Just like with any foods, eating too many of one thing is not good. Moderation and balance is key. Ghee is beneficial in small amounts, lowering your body’s risk of cardiovascular disease. BUT, when used in excessive amounts, it RAISES your risk for heart disease. So, the important key is to stick to small serving sizes of these fats, even though they are healthy fats. A proper portion for Ghee would be 1-2 tsp or up to 1 TBSP on a piece of toast, used as a cooking/sautee agent, or added to baked goods.
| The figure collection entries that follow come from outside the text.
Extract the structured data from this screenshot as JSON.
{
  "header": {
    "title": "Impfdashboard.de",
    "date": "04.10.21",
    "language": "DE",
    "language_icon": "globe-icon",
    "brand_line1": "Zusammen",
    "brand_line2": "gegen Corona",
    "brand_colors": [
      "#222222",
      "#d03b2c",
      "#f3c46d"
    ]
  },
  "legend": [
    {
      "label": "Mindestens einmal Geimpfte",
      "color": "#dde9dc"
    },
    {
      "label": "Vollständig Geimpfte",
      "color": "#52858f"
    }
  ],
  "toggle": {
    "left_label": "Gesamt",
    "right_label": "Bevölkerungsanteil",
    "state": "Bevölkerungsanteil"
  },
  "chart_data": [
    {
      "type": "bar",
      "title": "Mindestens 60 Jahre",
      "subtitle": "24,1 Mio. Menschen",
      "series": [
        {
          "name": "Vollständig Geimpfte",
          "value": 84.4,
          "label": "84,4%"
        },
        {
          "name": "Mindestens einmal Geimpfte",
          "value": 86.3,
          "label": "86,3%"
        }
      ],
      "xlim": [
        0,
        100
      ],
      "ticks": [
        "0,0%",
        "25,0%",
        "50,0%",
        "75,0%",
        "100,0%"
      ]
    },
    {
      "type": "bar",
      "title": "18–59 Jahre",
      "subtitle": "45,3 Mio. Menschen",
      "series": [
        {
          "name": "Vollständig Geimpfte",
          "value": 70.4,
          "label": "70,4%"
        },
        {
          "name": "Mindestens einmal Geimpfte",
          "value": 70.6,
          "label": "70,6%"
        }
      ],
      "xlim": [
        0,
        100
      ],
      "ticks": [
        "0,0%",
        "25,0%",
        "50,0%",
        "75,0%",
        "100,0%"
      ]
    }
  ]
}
Just as you wouldn’t eat a stick of butter at once, don’t eat a ton of ghee at once! 1 tablespoon of ghee contains roughly 110 calories and 12.7 grams of fat. Always consume any types of fats in moderation.
☮ Where can I purchase ghee?
Want to try some ghee for yourself? Here are some great options:
*yes, they may seem expensive, BUT since you only should be using a tsp or TBSP at a time, it should last a while. Ghee is also more shelf-stable than butter and keeps for a while (no need for refrigeration!).
Here’s an example of a daily meal plan with a healthy amount of fats:
Breakfast: Green Smoothie: 1 handful of spinach or kale, 1/2 frozen banana, handful of frozen pineapple pieces, water or unsweetened almond milk, and 1 scoop of protein powder.
Snack: 1 container of low-sugar greek yogurt with 1 tsp ground flax or chia seeds.
Lunch: Large leafy green salad filled with tomatoes, cucumber, celery, carrots, 1/4 avocado sliced, and olive oil viniagrette.
Snack: Handful of fresh fruit and whole grain crackers or air popped popcorn (100% whole grain!).
Dinner: 1 palm-sized piece of baked salmon, 1/2 cup of brown rice with a dash of sea salt and black pepper, and 2 cups of fresh veggies sauteed in 1 TBSP ghee (broccoli, peppers, onions, mushrooms, kale, etc!)
Just like sugar, fat isn’t healthy for our bodies in high amounts. In smaller, moderate portions these types of fats are beneficial, though! Switch to more natural, real forms of animal products rather than trans-fat containing “lower-fat” products (i.e. margarine) to keep your body healthy and strong.